Whatever the context, this method requires many demonstrations in order to deploy a deep learning method. In fact, learning from raw visual inputs requires a large amount of data. Current deep learning visual signal recognition systems use hundreds of thousands of images to teach a robot to perform a task.
Other restrictions complicate the visual data analysis process. According to the researchers, a robot faces two main challenges. It must:
- detect and scrutinize the instructor’s movements and interaction with objects and the environment;
- perform tasks with limbs whose structure, movement and speed differ from those of the human body.
A Technology Combining Two Deep Learning Methods
The technology created by the team combines two methods: learning through imitation and meta-learning. In meta-learning the robot receives upstream-supplied metadata from a similar machine that has succeeded in imitating a human being performing a task. From this demonstration, the robot learns to compare human gestures with robot gestures. This learning phase enables it to identify the task, learn how to analyze human skills and how to replicate them. The process uses an algorithm known as Model-Agnostic Meta-Learning (MAML). The researchers adapted solutions used in natural language learning.
Then, when the robot is presented with a new video showing a person doing another task by manipulating different objects, it will deduce that it must reproduce the same gestures to achieve the same result. In addition, it will execute the task by translating human movements and their interactions with the environment according to its own motor abilities and the actual context.

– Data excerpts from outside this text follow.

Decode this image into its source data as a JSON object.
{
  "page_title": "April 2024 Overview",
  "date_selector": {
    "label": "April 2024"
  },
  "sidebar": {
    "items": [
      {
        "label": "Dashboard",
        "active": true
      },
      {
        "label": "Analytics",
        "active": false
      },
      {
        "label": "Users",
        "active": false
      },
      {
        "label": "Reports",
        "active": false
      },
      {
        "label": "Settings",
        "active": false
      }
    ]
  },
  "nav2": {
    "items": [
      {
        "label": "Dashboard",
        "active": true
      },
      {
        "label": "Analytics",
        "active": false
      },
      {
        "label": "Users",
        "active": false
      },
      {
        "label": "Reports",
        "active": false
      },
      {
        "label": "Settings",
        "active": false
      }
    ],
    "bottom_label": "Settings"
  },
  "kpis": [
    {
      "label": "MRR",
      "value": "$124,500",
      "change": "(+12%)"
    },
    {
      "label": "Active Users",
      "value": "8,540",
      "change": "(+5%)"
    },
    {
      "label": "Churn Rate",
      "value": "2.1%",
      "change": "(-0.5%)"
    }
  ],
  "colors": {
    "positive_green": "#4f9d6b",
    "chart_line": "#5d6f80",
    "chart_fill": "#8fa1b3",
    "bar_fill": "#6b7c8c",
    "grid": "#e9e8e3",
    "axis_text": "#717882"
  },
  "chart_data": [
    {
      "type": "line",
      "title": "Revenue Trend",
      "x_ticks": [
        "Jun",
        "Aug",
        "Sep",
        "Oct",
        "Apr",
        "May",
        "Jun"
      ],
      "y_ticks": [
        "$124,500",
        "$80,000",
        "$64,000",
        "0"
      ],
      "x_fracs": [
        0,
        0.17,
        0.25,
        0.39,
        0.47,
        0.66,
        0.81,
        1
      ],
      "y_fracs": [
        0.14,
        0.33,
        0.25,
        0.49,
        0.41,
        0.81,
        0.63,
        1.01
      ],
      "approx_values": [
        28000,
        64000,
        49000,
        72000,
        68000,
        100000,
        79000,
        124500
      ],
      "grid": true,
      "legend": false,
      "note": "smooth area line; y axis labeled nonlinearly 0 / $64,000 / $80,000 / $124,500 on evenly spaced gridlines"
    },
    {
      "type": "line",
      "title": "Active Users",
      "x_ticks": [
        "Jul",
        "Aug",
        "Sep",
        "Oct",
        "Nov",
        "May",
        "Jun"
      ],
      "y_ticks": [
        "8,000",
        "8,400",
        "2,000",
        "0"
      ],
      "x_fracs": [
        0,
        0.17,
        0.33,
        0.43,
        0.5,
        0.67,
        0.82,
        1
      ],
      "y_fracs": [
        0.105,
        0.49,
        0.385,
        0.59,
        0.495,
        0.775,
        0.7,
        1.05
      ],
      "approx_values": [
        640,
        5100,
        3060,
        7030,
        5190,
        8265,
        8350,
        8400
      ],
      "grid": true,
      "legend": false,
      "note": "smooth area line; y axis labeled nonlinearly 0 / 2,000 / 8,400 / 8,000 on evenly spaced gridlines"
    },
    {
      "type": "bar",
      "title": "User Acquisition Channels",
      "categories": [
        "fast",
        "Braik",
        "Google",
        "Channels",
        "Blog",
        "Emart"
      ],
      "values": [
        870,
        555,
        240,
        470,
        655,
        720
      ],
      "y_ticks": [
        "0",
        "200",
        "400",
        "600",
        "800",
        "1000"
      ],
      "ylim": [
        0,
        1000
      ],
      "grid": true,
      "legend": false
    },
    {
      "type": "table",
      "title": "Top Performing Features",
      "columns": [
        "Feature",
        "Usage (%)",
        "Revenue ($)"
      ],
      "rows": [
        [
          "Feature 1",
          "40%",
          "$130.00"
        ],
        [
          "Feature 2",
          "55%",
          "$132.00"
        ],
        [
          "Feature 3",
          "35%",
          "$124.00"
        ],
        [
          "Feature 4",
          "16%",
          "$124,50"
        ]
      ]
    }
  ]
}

To evaluate this system, the team equipped a robot with training data from a robot applying wall paint. Then the robot watched a single video showing a man moving an object to perform the same task.
The team wants to increase the robot’s learning capabilities by allowing it to learn to do different tasks from a single visual demonstration.
This study entitled “One-Shot Imitation from Observing Humans via Domain-Adaptive Meta-Learning,” co-authored by Tianhe Yu, Chelsea Finn, Annie Xie, Sudeep Dasari, Tianhao Zhang, Pieter Abbeel and Sergey Levine, was published online at the Cornell University Library.